A thinking man must make judgments on fundamental questions, that is a duty of a philosopher, isn't it? We have an opportunity to make such a judgment when we mature and look at life; we get to choose whether or not we say 'Yes' to life or 'No.' Saying 'Yes' means accepting life, accepting what it is and agreeing to play it. Saying 'No' indicates that you have no interest in life and you reject it.

Is one better than the other? Is there an objective choice? A matter of taste? Questions for another time.

What do these choices mean? What are their implications?

To say 'Yes' is to say that I find life worth living, and I wholeheartedly desire to live. It says that I accept life even with its horrors and harshnesses. Faced between a hard life and an easy death I will choose life, not because of a fear of death, but because I have chosen to live.

To say 'No' is to say that I will not live life, for whatever reason.

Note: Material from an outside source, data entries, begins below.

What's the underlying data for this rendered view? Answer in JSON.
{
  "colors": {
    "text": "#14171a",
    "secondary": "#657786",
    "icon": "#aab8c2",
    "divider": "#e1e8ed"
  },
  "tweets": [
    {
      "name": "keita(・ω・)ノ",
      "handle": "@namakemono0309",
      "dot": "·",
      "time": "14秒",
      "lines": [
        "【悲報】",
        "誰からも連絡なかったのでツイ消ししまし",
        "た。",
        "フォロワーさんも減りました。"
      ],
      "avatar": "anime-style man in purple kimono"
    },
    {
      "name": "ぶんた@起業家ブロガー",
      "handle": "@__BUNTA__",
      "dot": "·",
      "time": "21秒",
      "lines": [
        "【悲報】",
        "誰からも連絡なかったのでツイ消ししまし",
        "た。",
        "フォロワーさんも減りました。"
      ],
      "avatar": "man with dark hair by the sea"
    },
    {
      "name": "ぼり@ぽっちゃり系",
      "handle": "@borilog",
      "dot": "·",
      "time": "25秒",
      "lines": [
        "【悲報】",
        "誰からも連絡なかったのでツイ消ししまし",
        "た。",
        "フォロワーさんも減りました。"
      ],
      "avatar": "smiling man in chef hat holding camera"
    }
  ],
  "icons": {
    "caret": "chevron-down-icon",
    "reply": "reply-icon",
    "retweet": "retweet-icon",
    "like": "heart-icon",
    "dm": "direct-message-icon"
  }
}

What is more fundamental than this? The question of what is good means nothing if you reject life, the question of the meaning of life is one reserved for those who have chosen life. All things come back to this question; this question is the foundation for all other questions because this question determines whether or not other questions are worth pursuing.

If a man says 'No' what does he do? I suppose this can manifest in different ways. The purest and most obvious way would be a shotgun in the mouth, a slash of the wrist or something of that sort. Still, a man may say 'No' without having the courage to actually exit life. In which case he would be a man trying to escape life while existing within life. His life will consist of mostly of pastimes, because his goal is simply to pass the time. He does not embrace life, he tolerates it, and tries to keep his mind off of it.

What about the man who says 'Yes?' He will be the man who attempts to excel at life because life, to him, is worth excelling at. He will be the man who considers the way he lives his life and asks himself the important questions about life, because to him life is worth examining.